Back in April, SCOTUSblog’s Tom Goldstein and I had a back-and-forth on the recusal obligations that Elena Kagan would face as a justice. Declaring that “generally speaking, it’s possible to identify the precise cases in which she would be, or likely could be, recused,” Goldstein superconfidently asserted that “if Elena Kagan is nominated on May 1, 2010, she will recuse from 13 merits cases in October Term 2010” and that “[i]f the nomination occurred on May 15, it would be closer to 15.” I responded that Goldstein’s analysis was “based on a number of assumptions that are highly dubious or clearly wrong and that operate to lowball his estimate of Kagan’s recusal obligations.”
President Obama announced Kagan’s nomination on May 10, so let’s go with Goldstein’s “closer to 15” prediction.
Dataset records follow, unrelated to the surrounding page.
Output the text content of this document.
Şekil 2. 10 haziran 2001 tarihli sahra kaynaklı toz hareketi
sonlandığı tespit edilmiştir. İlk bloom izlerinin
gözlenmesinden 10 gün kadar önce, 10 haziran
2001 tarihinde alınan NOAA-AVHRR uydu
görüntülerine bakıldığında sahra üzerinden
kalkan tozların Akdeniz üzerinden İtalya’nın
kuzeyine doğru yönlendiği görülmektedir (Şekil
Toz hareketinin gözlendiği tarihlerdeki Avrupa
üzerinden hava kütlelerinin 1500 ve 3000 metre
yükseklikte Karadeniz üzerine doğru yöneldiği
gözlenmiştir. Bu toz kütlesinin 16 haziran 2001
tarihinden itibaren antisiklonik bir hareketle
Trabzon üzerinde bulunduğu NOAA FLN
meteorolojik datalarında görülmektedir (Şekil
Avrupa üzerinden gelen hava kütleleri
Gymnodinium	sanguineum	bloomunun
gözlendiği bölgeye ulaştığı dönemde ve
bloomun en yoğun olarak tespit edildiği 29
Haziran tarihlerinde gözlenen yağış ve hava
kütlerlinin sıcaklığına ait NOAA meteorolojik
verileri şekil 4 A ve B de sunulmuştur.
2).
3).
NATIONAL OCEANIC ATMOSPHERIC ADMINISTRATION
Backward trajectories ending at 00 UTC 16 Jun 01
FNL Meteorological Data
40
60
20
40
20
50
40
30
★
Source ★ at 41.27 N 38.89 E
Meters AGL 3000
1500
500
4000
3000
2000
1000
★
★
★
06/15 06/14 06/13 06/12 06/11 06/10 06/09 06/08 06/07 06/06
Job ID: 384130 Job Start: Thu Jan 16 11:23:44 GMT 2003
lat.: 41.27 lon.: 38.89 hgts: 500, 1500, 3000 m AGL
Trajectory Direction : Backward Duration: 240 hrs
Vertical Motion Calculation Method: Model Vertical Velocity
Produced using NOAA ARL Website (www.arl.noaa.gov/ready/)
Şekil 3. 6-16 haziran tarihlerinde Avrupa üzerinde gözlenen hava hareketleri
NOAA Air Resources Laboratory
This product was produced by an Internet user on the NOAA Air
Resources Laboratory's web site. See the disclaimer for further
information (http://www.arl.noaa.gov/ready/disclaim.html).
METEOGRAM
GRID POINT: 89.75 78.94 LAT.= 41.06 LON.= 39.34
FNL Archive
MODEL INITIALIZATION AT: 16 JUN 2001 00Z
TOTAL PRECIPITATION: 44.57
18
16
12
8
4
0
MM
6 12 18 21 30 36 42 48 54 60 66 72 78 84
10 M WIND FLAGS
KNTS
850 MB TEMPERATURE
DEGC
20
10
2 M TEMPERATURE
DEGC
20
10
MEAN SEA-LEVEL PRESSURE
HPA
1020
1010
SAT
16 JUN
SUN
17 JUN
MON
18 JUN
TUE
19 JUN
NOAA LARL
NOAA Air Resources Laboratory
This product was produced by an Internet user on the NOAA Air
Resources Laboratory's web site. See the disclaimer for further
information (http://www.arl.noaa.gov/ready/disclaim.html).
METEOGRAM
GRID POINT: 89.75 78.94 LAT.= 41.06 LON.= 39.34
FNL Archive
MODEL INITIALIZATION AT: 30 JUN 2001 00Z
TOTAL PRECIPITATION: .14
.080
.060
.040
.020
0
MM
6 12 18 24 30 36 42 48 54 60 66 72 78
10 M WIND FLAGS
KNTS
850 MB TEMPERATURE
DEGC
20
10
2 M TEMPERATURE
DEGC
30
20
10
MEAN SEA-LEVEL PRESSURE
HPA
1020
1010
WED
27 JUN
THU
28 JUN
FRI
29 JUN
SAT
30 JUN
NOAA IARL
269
How have things turned out so far?
Kagan this week quietly recused herself in 10 cases that will be argued in the term beginning Oct. 4, bringing to 21 the number of cases in which she will not participate. That represents more than half of the 40 cases the Court has already agreed to hear in the new term….
From what I can tell, it’s point 2 in my original post that best accounts for Goldstein’s undercounting—namely, Kagan’s involvement in litigation in the lower courts, either authorizing appeals or considering amicus participation. There may well be more recusals on that score, though the overall percentage of cases this coming term in which she recuses will surely decline. [Correction (9/13): I initially misread Mauro’s post; it may well be that many or most of the new recusals arise from Kagan’s previous consideration of amicus participation in the Supreme Court on already granted cases. There is no reason to think that there will be any further recusals on that ground.]